Photo by @toonandlogo
Right now in Britain,
Blurred government policies on immigration and asylum have left people confused and frustrated. Many who once celebrated our country’s diversity are now being pulled towards anger, with the far right exploiting those feelings to build their cause. Expectations get twisted here too, with the message that patriotism must equal hostility to migrants.
We’ve seen this same theme play out more widely in society. Something as simple as a flag can carry very different expectations. The St George’s flag, for example, can be a symbol of pride and belonging, but it has also been used to divide and polarise. Some assume that because you fought for your country, your patriotism must mean supporting the view that England should have no ethnicity. But my own experience was very different.
Recently, Gary Neville spoke out about how the Union Flag has been “used in a negative fashion,” arguing that true patriotism means inclusion, not hostility. It reminded me of George Orwell’s reflection that “the working man’s heart does not leap when he sees a Union Jack”, that the truest form of Englishness is quiet decency, not loud allegiance. I share that belief. Patriotism, like expectation, should never be demanded or performed; it should be lived through fairness, integrity, and kindness. Symbols only have meaning when they unite rather than divide.

Photo by @enamostudios
In the Gulf,
Our role was to support Kuwait after it was invaded and occupied by Saddam Hussein’s forces, when hundreds of thousands of civilians were displaced. In Bosnia, I saw communities persecuted and torn apart by ethnic cleansing. The UK, alongside many others, stepped in to provide protection, humanitarian aid, and, in the end, stability. For me, flags in those contexts weren’t about intimidation, they were about unity in defending people who were vulnerable and giving them a chance to live in safety.
That same idea of living by personal expectations surfaced again closer to home, when Josh started his first paper round. When he came back, he told me he had delivered one paper to the wrong address, so he cycled back to the shop, explained the mistake, and offered to pay for another copy. He could easily have ignored it, but he chose to put it right.
It was a small act, yet it captured something big: the quiet expectation to take responsibility even when no one is looking. The shop owner had his own expectation, to deliver the best service to his customers. Both sides met those expectations with honesty and respect. That’s what builds trust, and that’s what truly defines character.

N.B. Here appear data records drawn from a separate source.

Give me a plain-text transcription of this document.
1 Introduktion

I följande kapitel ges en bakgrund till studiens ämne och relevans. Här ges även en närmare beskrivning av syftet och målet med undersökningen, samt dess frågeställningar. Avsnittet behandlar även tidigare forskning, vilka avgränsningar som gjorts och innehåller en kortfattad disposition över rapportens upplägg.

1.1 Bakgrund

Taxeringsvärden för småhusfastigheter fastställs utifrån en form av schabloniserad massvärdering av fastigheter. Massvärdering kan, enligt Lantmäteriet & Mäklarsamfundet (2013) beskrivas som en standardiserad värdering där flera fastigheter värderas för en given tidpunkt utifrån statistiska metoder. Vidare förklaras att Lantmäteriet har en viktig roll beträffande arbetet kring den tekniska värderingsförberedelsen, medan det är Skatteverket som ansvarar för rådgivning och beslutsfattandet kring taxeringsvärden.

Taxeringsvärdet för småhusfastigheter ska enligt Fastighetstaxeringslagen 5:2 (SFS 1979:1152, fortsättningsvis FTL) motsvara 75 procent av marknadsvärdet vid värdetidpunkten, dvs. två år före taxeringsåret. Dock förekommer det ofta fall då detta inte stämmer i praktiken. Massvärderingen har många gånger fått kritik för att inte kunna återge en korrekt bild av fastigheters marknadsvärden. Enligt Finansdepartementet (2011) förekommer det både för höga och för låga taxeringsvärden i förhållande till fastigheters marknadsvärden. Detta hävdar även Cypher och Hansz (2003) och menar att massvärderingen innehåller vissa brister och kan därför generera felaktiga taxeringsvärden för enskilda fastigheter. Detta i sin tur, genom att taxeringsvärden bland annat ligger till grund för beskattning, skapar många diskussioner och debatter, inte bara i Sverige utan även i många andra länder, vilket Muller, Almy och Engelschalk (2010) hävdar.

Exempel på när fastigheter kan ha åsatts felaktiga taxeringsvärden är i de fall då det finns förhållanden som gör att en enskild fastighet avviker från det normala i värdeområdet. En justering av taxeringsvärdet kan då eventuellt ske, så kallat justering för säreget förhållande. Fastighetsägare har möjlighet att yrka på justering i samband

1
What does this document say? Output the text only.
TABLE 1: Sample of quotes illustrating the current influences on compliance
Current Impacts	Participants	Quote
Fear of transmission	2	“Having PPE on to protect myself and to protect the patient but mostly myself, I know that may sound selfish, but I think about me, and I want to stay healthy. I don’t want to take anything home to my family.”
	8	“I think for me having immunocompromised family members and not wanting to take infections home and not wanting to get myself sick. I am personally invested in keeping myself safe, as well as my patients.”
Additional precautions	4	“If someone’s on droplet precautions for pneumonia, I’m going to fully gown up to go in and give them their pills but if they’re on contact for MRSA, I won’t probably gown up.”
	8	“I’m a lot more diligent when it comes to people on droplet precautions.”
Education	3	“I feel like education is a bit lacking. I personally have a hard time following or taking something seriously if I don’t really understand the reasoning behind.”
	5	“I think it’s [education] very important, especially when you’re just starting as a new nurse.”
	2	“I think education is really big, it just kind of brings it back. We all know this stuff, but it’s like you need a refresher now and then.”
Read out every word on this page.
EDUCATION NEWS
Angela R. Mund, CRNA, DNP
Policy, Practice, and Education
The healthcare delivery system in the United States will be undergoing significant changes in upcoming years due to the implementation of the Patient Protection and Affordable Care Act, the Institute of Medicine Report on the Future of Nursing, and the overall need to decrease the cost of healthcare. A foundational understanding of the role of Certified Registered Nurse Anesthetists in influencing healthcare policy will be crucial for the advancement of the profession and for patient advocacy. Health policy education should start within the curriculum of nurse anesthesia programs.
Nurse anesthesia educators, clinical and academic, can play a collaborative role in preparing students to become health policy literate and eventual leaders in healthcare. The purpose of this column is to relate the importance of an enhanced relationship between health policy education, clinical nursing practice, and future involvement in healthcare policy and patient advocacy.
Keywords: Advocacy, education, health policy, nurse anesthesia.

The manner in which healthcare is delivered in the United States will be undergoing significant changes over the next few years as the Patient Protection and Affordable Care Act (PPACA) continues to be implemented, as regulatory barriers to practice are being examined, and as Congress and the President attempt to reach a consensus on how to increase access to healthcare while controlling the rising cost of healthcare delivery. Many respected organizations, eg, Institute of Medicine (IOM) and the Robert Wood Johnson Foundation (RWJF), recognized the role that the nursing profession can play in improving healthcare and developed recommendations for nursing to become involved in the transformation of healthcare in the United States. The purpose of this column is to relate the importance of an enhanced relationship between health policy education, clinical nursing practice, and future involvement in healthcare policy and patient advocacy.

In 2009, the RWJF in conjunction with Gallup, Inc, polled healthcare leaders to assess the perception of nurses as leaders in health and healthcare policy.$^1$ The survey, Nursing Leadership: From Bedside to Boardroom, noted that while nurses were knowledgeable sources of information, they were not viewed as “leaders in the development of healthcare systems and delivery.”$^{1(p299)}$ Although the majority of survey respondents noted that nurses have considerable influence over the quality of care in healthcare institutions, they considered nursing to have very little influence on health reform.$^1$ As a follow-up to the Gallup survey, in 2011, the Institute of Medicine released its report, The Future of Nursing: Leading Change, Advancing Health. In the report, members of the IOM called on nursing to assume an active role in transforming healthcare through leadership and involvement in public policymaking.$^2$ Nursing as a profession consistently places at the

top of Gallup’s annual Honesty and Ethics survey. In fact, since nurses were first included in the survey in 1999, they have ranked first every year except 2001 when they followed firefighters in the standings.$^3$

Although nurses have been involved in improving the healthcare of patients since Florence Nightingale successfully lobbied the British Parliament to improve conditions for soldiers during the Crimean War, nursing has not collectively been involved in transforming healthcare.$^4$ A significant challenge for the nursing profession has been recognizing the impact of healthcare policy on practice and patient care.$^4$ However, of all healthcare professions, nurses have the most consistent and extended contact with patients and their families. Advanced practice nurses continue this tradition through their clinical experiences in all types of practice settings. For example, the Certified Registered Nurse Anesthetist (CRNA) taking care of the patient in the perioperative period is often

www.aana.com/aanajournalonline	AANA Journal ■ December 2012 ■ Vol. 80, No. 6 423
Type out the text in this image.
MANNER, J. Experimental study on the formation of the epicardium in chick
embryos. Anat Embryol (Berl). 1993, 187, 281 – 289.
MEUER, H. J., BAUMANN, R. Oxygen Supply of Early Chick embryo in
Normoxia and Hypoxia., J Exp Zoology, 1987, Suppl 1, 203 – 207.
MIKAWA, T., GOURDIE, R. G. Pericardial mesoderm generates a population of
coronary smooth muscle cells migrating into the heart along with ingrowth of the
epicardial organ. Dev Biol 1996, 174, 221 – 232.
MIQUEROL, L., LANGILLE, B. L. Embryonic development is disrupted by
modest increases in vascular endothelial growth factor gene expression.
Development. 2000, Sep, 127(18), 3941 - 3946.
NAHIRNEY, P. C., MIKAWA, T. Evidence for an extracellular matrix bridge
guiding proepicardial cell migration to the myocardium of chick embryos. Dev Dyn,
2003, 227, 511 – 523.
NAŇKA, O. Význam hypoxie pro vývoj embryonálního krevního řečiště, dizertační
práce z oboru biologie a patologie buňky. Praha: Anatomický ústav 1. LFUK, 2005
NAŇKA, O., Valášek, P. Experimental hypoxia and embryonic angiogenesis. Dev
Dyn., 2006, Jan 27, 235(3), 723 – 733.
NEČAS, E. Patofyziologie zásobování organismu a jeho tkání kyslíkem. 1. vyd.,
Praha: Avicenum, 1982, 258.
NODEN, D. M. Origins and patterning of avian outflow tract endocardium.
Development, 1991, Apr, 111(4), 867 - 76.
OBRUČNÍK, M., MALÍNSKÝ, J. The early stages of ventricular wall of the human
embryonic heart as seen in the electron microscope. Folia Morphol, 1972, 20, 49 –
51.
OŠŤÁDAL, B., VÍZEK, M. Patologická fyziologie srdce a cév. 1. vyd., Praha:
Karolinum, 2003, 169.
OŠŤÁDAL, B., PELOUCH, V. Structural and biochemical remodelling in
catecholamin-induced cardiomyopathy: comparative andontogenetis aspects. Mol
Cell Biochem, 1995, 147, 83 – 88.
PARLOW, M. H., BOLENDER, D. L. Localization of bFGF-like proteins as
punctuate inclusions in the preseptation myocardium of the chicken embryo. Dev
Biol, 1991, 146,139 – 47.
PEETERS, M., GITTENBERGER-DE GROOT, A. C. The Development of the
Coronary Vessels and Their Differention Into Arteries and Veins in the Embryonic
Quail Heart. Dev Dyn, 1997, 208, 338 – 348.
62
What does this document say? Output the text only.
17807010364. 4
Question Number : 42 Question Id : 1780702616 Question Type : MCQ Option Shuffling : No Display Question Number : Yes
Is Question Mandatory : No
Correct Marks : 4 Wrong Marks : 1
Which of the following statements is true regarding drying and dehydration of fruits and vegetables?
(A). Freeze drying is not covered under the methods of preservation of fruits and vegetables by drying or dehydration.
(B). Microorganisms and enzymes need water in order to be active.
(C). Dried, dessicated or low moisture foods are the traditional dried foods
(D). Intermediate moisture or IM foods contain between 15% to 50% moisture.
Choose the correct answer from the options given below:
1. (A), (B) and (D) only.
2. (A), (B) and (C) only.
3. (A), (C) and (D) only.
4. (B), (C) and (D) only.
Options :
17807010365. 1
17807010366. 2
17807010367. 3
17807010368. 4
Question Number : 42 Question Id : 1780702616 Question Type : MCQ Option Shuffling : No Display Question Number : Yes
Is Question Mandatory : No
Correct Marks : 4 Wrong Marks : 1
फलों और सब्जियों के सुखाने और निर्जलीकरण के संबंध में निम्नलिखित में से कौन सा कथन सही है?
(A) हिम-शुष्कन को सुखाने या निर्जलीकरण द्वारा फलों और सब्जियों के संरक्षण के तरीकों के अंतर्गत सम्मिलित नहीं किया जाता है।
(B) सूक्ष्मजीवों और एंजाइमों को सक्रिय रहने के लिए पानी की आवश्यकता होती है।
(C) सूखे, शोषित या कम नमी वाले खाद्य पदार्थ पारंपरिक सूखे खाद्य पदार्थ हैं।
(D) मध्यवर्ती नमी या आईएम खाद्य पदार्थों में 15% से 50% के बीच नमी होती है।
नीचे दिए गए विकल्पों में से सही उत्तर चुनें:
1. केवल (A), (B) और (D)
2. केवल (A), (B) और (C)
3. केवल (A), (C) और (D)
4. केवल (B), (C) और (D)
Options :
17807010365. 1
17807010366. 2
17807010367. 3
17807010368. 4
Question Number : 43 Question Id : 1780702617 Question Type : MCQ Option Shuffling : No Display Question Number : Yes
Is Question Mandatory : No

Expectations deserve their place alongside meaning and purpose, aspirations, and resilience in the GROWTH Programme. They may feel like the most difficult pillar because they ask people to look inward rather than outward. But when expectations are owned by the individual, not imposed by guilt, fear, or others’ ambitions, they become the bridge that turns resilience into action, aspirations into reality, and purpose into real change.